Definition of favouritism in English:

favouritism

(US favoritism)

noun

mass noun
  • 1The practice of giving unfair preferential treatment to one person or group at the expense of another.

    ‘my parents would vehemently deny showing favouritism towards one child in particular’
    • ‘Embezzlement of oil revenues, bribery, and ethnic favoritism are all common practices.’
    • ‘And despite coming under heavy fire from political opponents for alleged favouritism towards his home county, the minister is remaining defiant.’
    • ‘The effects of this phenomenon are compounded by the continued practice of favouritism in political appointments, promotions and other decisions.’
    • ‘Anything else would smack of favoritism and unfair treatment for a general officer.’
    • ‘He does not want to hear about favouritism towards kindergartens.’
    • ‘The next administration should also guarantee the two-year term of the prosecutor general and refrain from putting prosecutors under its tight grip through favoritism in personnel management.’
    • ‘According to this view, although the Constitution precludes government favoritism of one religion over another, it does not outlaw government endorsement of religious ideology in general.’
    • ‘But, this program was plagued by agency mismanagement, political favoritism and corruption.’
    • ‘It wasn't just the obvious favouritism towards their own daughter that ticked him off either, that wasn't even the beginning of it.’
    • ‘Another industry practice that may need re-examination, the panelists said, is the role of favoritism and preferential treatment in the newsroom.’
    • ‘Ideally, a way would be found to encourage this official to keep an eye on all contributions, to avoid creating unfair favoritism.’
    • ‘They practiced favoritism, making themselves, their friends and their families rich from the public coffers.’
    • ‘And in the same vein there is a need to do away with corruption, a public disease, nepotism, favouritism, racism and other administrative deterring activities.’
    • ‘But the religious-economies model predicts that religiosity will grow weaker if these monopoly religions retain their political favoritism.’
    • ‘Many of them are serious candidates for the position, but the public will not be informed of who they are in order to eliminate any feelings of bias or favoritism towards particular candidates.’
    • ‘However, in the next night, fifteen of the thirty boxing judges were fired for showing unfair favoritism.’
    • ‘Negotiations have stalled on more than 30 issues, including fair wages and an end to discrimination and favoritism in hiring and promotions.’
    • ‘Under such circumstances, favoritism is practically impossible to conceal, and therefore unlikely to be attempted.’
    • ‘Rivalry between brothers is a central theme of Genesis, fueled always by favoritism and preference for the second-born.’
    • ‘And when I was in office, I was very careful to separate completely any religious commitment of mine and assuring of favoritism or preference to Christianity or my own faith.’
    partiality, partisanship, unfair preference, preferential treatment, special treatment, preference, favour, one-sidedness, prejudice, bias, inequality, unfairness, inequity, discrimination, positive discrimination, reverse discrimination
    View synonyms
  • 2The state or condition of being the competitor thought most likely to win a sporting contest.

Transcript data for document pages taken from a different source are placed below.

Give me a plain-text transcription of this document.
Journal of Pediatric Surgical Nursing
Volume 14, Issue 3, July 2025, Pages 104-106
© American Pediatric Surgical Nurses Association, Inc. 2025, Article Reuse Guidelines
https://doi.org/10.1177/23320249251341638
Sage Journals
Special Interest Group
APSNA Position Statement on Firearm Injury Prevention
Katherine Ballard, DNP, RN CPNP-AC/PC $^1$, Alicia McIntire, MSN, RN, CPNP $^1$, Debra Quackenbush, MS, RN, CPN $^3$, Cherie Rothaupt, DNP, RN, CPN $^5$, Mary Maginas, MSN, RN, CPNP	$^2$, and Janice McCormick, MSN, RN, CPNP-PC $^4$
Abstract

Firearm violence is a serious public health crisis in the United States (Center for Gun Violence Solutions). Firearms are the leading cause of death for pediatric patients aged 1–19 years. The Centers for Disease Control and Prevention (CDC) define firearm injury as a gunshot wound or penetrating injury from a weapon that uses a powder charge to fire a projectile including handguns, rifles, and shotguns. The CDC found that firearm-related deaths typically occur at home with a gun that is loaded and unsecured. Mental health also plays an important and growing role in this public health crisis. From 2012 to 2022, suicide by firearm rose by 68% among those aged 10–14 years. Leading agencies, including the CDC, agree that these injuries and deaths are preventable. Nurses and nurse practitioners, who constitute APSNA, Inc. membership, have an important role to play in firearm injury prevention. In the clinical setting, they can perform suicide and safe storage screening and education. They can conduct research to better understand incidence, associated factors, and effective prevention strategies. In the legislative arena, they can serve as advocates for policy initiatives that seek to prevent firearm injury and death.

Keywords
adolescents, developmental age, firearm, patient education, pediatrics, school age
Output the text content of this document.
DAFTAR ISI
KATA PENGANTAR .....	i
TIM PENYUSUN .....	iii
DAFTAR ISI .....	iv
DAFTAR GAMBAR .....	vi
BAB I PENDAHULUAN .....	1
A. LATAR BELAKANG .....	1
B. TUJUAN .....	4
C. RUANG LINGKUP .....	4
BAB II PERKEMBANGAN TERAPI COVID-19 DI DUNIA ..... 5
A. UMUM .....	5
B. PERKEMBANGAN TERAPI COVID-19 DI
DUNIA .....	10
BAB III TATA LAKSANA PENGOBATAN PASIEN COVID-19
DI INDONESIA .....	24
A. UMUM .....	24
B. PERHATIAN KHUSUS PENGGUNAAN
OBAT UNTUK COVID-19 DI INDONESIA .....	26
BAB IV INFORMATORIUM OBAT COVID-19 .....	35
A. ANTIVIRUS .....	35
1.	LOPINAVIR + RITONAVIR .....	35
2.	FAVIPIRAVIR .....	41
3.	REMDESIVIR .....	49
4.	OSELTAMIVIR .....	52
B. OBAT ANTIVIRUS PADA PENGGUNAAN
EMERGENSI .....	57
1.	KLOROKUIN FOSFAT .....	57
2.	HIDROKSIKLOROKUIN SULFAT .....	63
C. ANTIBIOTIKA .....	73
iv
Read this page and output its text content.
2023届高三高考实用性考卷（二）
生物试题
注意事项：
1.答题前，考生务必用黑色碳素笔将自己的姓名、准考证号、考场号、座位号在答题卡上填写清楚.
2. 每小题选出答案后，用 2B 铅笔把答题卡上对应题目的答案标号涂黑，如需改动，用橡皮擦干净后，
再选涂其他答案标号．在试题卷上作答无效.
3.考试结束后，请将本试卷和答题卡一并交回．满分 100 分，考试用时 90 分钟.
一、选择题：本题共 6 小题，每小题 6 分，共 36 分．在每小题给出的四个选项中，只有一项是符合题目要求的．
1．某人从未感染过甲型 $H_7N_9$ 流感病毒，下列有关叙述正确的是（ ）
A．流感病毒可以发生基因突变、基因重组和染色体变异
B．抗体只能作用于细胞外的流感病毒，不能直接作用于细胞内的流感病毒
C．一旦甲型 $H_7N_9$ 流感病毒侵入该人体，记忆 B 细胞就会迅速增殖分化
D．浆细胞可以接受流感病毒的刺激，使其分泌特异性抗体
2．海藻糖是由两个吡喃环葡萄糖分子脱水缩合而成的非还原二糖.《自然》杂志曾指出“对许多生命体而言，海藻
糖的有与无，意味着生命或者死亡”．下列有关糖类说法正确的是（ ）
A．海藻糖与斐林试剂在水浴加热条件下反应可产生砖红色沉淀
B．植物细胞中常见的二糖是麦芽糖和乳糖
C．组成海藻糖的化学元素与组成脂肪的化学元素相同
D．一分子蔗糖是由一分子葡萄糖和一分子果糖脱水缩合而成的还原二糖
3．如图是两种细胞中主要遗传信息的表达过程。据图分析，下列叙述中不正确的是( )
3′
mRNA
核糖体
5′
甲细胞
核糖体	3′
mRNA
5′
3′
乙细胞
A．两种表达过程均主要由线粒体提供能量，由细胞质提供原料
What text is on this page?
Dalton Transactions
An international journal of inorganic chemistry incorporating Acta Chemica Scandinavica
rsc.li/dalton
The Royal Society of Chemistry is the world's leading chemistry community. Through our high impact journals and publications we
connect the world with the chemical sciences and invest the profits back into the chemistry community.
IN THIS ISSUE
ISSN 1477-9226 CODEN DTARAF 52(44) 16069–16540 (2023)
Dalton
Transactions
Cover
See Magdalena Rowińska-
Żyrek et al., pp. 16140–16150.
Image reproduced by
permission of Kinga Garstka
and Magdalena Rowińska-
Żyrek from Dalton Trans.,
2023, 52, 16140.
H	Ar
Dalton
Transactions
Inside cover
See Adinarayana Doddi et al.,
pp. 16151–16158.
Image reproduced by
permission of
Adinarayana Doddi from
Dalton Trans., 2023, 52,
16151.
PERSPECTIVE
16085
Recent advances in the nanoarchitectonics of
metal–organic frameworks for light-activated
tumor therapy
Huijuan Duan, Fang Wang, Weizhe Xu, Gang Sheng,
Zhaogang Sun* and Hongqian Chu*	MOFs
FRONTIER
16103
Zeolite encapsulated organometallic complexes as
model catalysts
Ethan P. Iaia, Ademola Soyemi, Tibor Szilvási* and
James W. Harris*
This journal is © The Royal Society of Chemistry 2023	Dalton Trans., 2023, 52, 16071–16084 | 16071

    ‘the horse shares favouritism with her French-trained rival at 6-1’
    • ‘They shared favouritism at 2/1.’
    • ‘She completed the double in the seventh race where she shared favouritism at 6/4 with him.’
    • ‘In the fourth event they shared favouritism at 6/4 and they dominated this race from the outset.’
    • ‘Three runners share the overnight favoritism for the Melbourne Cup at odds ranging from 6-to - 1 to 8-to - 1.’
    • ‘They share favouritism for the Grand National Hurdles.’